Bekah, my wife Mardi, and I are going to be tag teaming this blog. Since I have been here before I guess I will go first. I was here in Zambia two years ago with Blood Water, and it was great to see some old friends today. That is the thing about Africa, you never meet a stranger. The people are so kind and filled with joy amidst some really tough circumstances. My Zambian friend, Sam, got to visit the U.S. for a training seminar and he said he “didn’t know what to do in a place like the U.S. where everything worked.” The only thing that always works in Zambia are the people, and they work hard.
I’m incredibly lazy. I never really thought that I was before, but after today, I’ll freely admit it. Today, we watched a 12-year-old girl use a rope to lift 40 pounds of water from the bottom of a 30 foot well. She did it time after time and after watching her for a few minutes, I decided to give it a try.
How hard can it be? I thought, “I haven’t worked out in a while, but surely I can do a few rounds of this before feeling it.” Never have I been more wrong.

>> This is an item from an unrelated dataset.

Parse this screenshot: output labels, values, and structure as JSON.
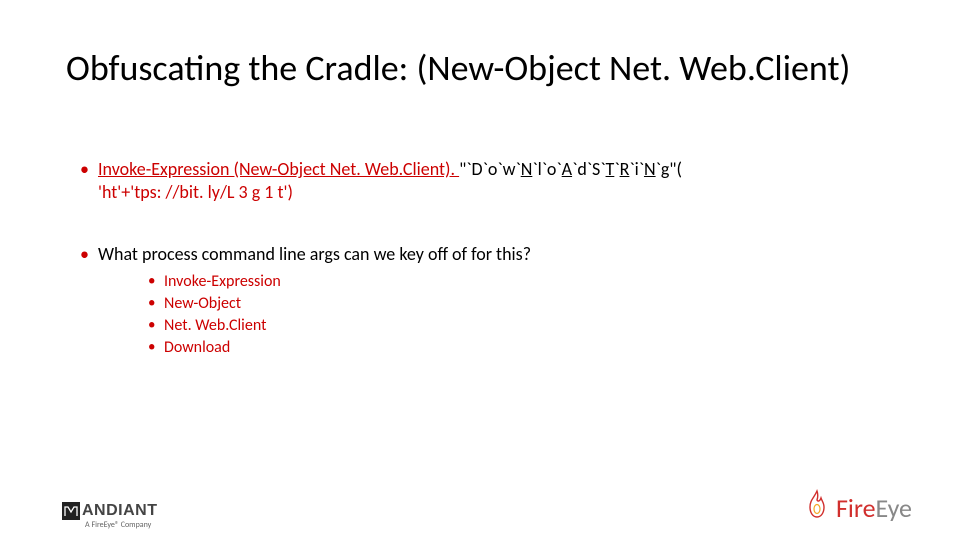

The second I lifted that water from the bottom of the well, I felt my arms start to shake. It was hard work, and I have to be honest with you: I didn’t even get the water halfway up the well before I gave up and lowered the bucket again.

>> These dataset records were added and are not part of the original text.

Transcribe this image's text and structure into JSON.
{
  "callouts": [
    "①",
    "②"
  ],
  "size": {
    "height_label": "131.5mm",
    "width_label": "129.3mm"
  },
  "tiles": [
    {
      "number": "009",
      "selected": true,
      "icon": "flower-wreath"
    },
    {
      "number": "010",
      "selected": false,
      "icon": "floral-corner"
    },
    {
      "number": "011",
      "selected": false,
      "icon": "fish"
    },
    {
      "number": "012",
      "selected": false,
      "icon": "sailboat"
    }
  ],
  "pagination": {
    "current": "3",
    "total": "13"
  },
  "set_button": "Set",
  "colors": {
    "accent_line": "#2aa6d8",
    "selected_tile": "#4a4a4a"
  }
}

I imagine their arms often shake like mine did–especially after a few dozen times of lifting the bucket. The difference, however, is that they don’t have a choice. That’s their only option for survival.
Fifty cents. At home, that buys me a can of Dr. Pepper. Here in Ndola, Zambia, that buys a family their water for the day. Sounds like a great deal, right? Not when you consider that they will spend 17% of their monthly income just on water for their family. Now mine consists of just 3 of us. Most families here consist of about 5-8 people. When I say their water for the day, I’m talking about 2 jerry cans, which are 5 gallons each. That’s 10 gallons of water to use. To cook with, wash dishes, do laundry, bath a family. I’m pretty sure that would not cut it in my house. In fact, the average American uses 100 gallons of water per day! That is one person using 10x the amount an entire family uses here in Ndola! And the crazier thing….
…it’s not even clean water that they work so hard to get.
I was amazed at how much each of these jerry cans weighed and how much effort it took to get the water home. I, being the big, strong, strapping, man I am, offered to help this young girl load her jerry cans into her wheel barrel. Sadly, I got a little winded loading all the cans. I told her I would love to help wheel the water to her house. Notice you cannot see a house anywhere in the distance. It was a surprisingly stressful walk on the bumpy dirt path as I didn’t want to spill a drop of this precious liquid, especially after seeing just how much went into gathering it.
For me, the importance of this little trip within a trip was when we dropped the water off and a very kind man said, “look around, you see how bad it is here. We need water. We need water!” Those words will forever echo in my brain. He desperately needed what we simply have.
Improving this part of life for these people will be the “drill it” part of our Drill It and Fill It campaign. Together with Blood Water we are going to do something amazing in just 4 days that will change generations.